By Senad Karaahmetovic
Last week, when the S&P 500 rallied 1.9%, Bank of America's (NYSE:BAC) clients were net buyers of U.S. equities (roughly $700 million) for the first time in four weeks.
The data shows that investors were selling ETFs but buying single stocks for the second straight week. Retail clients were the only sellers as both institutional traders and hedge funds were buying stocks.
"[This] trend we have also observed YTD (and so far, in no other year in our post-GFC data history). We continue to see this as a good backdrop for active>passive," the BofA strategists wrote in a client note.
They also noted that corporate buybacks decelerated last week.
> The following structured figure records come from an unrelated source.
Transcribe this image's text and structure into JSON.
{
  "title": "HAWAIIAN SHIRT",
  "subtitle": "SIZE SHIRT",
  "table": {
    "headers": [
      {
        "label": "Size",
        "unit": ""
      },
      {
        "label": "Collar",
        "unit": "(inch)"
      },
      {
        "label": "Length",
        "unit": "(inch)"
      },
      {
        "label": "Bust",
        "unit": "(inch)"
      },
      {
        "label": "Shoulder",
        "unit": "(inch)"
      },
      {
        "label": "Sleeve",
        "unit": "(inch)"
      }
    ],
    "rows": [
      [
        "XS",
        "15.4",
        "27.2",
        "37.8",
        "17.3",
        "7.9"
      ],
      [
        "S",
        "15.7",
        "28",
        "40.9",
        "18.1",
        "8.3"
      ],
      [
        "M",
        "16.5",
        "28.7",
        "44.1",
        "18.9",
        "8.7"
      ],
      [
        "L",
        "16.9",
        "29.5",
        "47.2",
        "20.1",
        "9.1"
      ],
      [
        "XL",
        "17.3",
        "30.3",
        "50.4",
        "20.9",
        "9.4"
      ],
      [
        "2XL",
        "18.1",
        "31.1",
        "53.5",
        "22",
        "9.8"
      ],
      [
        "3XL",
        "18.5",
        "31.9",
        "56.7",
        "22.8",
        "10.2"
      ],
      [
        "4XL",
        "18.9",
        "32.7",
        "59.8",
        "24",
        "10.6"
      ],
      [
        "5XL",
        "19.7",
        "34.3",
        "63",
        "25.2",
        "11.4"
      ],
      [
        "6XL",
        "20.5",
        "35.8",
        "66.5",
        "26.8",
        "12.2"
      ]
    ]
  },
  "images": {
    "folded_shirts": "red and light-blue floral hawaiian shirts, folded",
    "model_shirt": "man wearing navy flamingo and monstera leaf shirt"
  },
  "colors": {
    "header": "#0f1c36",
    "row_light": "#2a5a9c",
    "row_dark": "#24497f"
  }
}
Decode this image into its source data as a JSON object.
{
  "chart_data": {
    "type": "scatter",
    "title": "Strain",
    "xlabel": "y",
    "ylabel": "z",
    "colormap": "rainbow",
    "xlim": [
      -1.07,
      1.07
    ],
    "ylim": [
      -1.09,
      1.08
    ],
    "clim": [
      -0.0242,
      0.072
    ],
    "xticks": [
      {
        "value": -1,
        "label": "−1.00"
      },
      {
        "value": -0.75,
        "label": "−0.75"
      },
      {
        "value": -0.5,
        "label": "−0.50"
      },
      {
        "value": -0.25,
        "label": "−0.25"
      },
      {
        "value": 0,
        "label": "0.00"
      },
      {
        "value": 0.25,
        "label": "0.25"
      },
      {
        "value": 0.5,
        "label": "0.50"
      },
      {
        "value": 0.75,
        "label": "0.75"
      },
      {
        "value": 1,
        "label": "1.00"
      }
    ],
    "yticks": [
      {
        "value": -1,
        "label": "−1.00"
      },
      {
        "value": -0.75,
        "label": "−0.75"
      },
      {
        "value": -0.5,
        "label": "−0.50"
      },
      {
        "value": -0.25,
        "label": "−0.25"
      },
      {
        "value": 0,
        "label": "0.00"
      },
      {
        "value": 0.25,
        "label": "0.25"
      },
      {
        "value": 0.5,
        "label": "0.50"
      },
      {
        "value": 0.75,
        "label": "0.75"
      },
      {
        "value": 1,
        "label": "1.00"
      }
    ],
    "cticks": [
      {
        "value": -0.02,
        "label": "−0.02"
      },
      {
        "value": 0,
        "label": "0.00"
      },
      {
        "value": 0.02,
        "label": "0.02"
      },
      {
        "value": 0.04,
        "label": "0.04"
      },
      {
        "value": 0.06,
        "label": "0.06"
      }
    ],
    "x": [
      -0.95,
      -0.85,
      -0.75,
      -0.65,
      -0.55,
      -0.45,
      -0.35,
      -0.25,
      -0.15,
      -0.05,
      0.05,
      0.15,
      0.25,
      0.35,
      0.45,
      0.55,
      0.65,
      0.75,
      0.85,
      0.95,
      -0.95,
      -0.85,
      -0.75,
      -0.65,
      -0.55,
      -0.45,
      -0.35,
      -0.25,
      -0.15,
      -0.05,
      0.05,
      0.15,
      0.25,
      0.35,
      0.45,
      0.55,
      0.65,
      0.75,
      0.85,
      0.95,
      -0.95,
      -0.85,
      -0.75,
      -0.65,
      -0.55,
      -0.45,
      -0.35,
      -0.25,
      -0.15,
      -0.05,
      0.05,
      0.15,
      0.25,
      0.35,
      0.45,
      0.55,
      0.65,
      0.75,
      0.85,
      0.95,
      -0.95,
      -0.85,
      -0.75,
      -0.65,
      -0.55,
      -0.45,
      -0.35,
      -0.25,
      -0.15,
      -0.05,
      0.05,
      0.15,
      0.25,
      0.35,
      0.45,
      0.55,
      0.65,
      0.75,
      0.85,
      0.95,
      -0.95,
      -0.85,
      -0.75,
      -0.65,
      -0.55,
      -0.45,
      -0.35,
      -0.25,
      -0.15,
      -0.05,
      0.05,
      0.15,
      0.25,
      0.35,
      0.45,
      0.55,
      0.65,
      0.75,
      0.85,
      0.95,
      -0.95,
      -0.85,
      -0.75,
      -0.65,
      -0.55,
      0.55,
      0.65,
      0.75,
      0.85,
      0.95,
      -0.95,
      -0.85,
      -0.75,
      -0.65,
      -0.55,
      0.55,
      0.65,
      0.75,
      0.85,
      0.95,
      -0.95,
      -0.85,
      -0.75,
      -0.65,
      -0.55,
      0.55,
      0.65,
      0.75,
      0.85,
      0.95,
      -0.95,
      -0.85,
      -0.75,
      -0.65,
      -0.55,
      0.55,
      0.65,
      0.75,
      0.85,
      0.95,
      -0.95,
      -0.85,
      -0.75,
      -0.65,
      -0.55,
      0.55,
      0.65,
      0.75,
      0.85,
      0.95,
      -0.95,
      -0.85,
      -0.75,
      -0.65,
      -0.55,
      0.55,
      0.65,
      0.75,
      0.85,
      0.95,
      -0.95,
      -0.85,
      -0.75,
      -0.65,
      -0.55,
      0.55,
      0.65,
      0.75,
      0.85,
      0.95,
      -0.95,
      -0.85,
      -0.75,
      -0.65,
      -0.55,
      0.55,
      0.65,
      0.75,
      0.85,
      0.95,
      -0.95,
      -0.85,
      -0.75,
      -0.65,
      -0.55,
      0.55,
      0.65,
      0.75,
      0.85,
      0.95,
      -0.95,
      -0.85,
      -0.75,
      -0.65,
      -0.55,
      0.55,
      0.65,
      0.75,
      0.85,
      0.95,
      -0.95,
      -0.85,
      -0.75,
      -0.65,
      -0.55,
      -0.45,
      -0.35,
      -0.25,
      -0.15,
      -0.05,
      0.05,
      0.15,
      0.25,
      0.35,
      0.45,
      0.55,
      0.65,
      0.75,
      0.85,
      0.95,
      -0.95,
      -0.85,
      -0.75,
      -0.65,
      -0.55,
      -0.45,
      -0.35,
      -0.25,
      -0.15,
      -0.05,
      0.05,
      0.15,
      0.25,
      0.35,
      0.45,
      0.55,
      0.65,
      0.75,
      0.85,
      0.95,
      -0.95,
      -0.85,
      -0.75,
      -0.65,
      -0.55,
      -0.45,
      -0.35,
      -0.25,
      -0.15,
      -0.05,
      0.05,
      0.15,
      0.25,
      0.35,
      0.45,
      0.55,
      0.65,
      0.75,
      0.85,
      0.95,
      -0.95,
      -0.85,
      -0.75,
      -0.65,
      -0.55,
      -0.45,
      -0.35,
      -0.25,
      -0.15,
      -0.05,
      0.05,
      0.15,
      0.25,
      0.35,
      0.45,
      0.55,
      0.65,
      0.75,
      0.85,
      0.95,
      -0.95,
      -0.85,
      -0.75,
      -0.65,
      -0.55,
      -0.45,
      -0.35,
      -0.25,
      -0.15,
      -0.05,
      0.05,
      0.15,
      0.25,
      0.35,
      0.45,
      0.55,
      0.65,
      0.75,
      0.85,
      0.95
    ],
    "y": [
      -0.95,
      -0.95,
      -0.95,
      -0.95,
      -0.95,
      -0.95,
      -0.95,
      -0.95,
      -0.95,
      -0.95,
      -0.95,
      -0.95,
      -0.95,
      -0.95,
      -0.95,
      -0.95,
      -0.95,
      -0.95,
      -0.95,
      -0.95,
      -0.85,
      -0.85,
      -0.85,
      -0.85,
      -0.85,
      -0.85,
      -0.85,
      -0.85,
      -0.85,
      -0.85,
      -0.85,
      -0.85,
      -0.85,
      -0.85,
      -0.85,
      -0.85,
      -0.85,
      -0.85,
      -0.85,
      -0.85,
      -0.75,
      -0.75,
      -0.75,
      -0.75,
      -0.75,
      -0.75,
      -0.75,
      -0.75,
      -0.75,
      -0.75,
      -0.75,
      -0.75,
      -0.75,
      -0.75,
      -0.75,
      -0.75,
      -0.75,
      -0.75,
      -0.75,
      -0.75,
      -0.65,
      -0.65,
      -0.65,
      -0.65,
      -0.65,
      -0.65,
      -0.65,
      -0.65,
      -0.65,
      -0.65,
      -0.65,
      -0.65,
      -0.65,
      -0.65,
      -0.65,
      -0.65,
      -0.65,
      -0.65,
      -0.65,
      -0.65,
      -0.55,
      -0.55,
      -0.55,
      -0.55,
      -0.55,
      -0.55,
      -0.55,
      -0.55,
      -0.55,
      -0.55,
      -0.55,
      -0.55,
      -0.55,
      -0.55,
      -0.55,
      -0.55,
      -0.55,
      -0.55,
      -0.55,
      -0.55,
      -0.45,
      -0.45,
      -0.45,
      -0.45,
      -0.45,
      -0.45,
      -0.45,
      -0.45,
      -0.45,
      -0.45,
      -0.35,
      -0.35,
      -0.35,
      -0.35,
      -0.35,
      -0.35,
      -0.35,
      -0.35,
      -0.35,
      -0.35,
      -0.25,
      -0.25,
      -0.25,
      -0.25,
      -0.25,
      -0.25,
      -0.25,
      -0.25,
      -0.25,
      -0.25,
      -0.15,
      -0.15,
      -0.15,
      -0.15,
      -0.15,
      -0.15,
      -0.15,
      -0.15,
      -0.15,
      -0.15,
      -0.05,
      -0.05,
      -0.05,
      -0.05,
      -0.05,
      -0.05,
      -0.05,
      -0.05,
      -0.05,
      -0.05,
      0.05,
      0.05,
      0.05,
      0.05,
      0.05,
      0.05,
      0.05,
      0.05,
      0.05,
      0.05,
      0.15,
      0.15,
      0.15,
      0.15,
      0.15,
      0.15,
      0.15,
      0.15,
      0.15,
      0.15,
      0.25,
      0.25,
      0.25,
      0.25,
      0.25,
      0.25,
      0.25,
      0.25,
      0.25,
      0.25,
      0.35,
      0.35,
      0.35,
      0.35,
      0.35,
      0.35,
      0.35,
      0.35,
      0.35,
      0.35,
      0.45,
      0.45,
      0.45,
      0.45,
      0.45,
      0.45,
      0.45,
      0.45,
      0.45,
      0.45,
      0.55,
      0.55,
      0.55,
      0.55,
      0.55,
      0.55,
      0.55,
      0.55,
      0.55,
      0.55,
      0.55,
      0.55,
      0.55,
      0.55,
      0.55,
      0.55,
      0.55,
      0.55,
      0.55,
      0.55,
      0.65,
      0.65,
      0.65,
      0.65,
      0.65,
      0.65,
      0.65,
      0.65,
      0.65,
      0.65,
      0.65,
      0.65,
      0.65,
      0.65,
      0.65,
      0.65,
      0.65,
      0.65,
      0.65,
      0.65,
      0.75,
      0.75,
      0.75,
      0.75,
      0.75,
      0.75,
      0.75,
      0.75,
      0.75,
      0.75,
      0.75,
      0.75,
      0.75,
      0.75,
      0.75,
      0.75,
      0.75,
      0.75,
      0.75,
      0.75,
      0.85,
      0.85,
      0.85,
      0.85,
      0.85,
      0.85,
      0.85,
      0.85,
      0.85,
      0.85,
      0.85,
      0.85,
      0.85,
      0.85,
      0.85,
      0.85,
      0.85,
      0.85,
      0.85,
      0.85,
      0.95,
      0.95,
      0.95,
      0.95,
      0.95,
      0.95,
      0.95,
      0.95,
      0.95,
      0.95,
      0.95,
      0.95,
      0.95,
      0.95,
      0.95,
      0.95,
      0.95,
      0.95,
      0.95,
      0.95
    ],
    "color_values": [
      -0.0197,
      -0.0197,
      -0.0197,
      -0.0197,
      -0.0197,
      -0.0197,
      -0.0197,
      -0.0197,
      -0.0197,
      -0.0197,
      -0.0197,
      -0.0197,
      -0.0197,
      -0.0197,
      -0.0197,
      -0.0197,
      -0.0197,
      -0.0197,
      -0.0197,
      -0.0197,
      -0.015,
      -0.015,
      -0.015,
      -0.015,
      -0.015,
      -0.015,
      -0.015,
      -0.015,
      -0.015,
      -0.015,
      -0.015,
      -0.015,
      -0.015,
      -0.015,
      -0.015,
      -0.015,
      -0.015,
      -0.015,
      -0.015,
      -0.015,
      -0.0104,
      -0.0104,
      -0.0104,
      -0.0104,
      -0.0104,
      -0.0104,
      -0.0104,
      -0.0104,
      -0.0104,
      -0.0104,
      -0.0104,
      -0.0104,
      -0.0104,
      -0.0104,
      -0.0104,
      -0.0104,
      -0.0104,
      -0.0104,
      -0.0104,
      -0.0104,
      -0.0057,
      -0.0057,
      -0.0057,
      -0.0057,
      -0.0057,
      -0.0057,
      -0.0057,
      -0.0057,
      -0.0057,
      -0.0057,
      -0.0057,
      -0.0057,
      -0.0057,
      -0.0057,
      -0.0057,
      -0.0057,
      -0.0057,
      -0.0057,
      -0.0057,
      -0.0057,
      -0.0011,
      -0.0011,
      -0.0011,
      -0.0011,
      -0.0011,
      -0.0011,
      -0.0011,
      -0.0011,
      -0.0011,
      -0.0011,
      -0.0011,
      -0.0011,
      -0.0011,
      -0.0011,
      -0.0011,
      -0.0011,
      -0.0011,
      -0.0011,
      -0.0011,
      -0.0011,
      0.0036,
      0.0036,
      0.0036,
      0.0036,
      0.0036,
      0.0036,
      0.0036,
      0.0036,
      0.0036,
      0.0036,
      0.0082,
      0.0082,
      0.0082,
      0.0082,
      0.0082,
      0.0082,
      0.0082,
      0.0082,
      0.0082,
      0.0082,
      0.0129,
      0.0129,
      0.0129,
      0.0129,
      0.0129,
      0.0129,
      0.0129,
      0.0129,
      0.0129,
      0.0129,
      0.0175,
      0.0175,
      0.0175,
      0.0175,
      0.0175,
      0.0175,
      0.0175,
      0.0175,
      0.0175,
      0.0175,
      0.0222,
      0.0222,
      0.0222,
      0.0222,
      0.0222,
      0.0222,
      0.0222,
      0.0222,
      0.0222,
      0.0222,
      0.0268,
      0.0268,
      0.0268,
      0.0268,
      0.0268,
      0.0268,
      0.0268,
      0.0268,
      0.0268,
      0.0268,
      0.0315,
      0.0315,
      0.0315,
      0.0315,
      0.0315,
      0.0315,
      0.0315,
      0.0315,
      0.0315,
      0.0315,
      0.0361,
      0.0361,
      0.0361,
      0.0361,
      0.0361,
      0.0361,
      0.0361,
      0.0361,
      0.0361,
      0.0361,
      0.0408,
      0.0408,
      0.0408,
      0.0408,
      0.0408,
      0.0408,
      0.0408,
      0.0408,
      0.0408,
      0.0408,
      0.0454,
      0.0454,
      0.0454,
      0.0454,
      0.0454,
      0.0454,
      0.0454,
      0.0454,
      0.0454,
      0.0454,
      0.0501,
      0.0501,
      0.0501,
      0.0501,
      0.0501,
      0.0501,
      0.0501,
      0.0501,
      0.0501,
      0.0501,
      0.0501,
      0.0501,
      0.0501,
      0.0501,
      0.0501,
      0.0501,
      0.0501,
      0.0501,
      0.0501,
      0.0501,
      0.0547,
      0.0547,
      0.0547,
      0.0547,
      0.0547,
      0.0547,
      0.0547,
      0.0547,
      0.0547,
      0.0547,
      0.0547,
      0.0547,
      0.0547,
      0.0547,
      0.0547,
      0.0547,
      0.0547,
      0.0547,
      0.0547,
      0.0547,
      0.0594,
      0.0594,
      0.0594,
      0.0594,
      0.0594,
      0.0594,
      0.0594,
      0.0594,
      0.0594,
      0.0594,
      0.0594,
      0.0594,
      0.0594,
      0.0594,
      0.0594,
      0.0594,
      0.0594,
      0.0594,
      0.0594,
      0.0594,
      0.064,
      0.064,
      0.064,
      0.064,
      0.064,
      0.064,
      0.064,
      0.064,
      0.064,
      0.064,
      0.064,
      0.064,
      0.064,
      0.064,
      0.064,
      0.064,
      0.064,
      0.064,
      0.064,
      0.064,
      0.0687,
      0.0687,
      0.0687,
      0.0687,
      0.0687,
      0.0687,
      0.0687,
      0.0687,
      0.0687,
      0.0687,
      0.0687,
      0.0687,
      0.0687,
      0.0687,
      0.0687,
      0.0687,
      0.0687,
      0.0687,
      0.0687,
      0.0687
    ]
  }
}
"Due to a strong start in Jan., corp. client buybacks YTD as a % of S&P 500 mkt. cap (0.047%) are tracking just below '22 records at this time (0.049%). But buybacks have been below typical seasonal trends for the last five weeks and new buyback announcements have been sparse," the strategists added.
BofA's clients were mostly buying Tech and Financial stocks while Health Care & Industrials saw the biggest outflows, where Industrials has the longest recent selling streak (seven weeks).
"Longest recent buying streak: Materials (last six weeks). And while so far this week the sector has underperformed following China's below-consensus GDP target, we see other reasons beyond China reopening to like the sector and believe inflows could continue (fund positioning still underweight)."